Easily, the coolest part about Art Bastard is watching Cenedella teach at the League, having assumed the George Grosz Chair. It is a unique New York institution (Grooms himself studied there, as did Ai Weiwei). Unfortunately, Cenedella has a habit of undermining the good will Kanefsky tries to build up on his behalf.

In a strangely telling scene, Cenedella fondly remembers the Nixon dart boards he mass-produced during one of his artistic hiatuses (rather shrewdly, Rose Mary Woods duly supplied a better picture of Nixon’s winning smile in response to Cendella’s request). This is the same Cenedella who boasts about freeloading at least fifty meals at Le Cirque while working on an anniversary mural for the restaurant. He also takes great delight in explaining how he removed a New York Magazine writer from the painting, when the promised article did not include a picture of the mural.

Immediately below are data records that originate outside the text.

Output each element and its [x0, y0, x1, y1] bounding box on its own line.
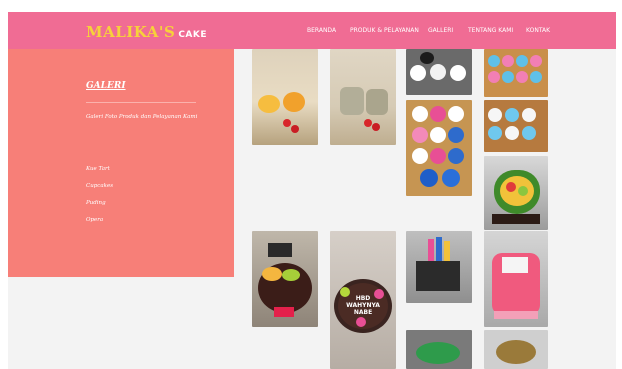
fruit-cake-photo[interactable] [252, 231, 318, 327]
nav-item-galleri[interactable]: GALLERI [428, 12, 453, 49]
birthday-cake-photo[interactable] [406, 231, 472, 303]
topper-line: NABE [353, 309, 373, 316]
gallery-subtitle: Galeri Foto Produk dan Pelayanan Kami [86, 114, 198, 120]
brand-suffix: CAKE [178, 30, 208, 40]
category-opera[interactable]: Opera [86, 217, 103, 223]
category-cupcakes[interactable]: Cupcakes [86, 183, 113, 189]
nav-item-beranda[interactable]: BERANDA [307, 12, 336, 49]
navbar: MALIKA'S CAKE BERANDA PRODUK & PELAYANAN … [8, 12, 616, 49]
sidebar: GALERI Galeri Foto Produk dan Pelayanan … [8, 49, 234, 277]
tall-cake-photo[interactable] [484, 231, 548, 327]
cake-topper-photo[interactable]: HBD WAHYNYA NABE [330, 231, 396, 369]
cupcake-tray-photo[interactable] [484, 100, 548, 152]
nav-item-kontak[interactable]: KONTAK [526, 12, 550, 49]
cupcake-tray-photo[interactable] [406, 100, 472, 196]
cake-photo[interactable] [484, 330, 548, 369]
category-puding[interactable]: Puding [86, 200, 106, 206]
pudding-cup-photo[interactable] [330, 49, 396, 145]
cake-photo[interactable] [406, 330, 472, 369]
heart-cake-photo[interactable] [484, 156, 548, 230]
sidebar-divider [86, 102, 196, 103]
brand-name: MALIKA'S [86, 23, 176, 41]
topper-line: WAHYNYA [346, 302, 380, 309]
nav-item-produk-pelayanan[interactable]: PRODUK & PELAYANAN [350, 12, 419, 49]
gallery-title: GALERI [86, 81, 126, 91]
topper-line: HBD [355, 295, 371, 302]
category-kue-tart[interactable]: Kue Tart [86, 166, 110, 172]
brand-logo[interactable]: MALIKA'S CAKE [86, 23, 207, 41]
pudding-cup-photo[interactable] [252, 49, 318, 145]
page-frame: MALIKA'S CAKE BERANDA PRODUK & PELAYANAN … [8, 12, 616, 369]
cupcake-box-photo[interactable] [484, 49, 548, 97]
sports-cupcakes-photo[interactable] [406, 49, 472, 95]
nav-item-tentang-kami[interactable]: TENTANG KAMI [468, 12, 513, 49]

That is a pretty tit-for-tat thing to do, especially when such layout decisions are almost always made by editors (as Cenedella, the not so self-aware former advertising agency man, should surely understand). Yet, he takes great pleasure is revisiting the man’s embarrassment in front of his family at the mural’s unveiling.

At this point it is obvious Cenedella is the sort of person who keep track of perceived slights and grudges. It makes you wonder if his full name is Robert Milhous Cenedella. Regardless, the film will effectively end for many viewers at this point. Frankly, it should have ended sooner. Still, whether it was intentional or not, Kanefsky deserves credit for revealing a reasonably full portrait of Cenedella. Nevertheless, the eighty-two minutes spent with the score-keeping artist really start to drag. Not recommended, Art Bastard opens today (6/3) in New York, at the Angelika Film Center.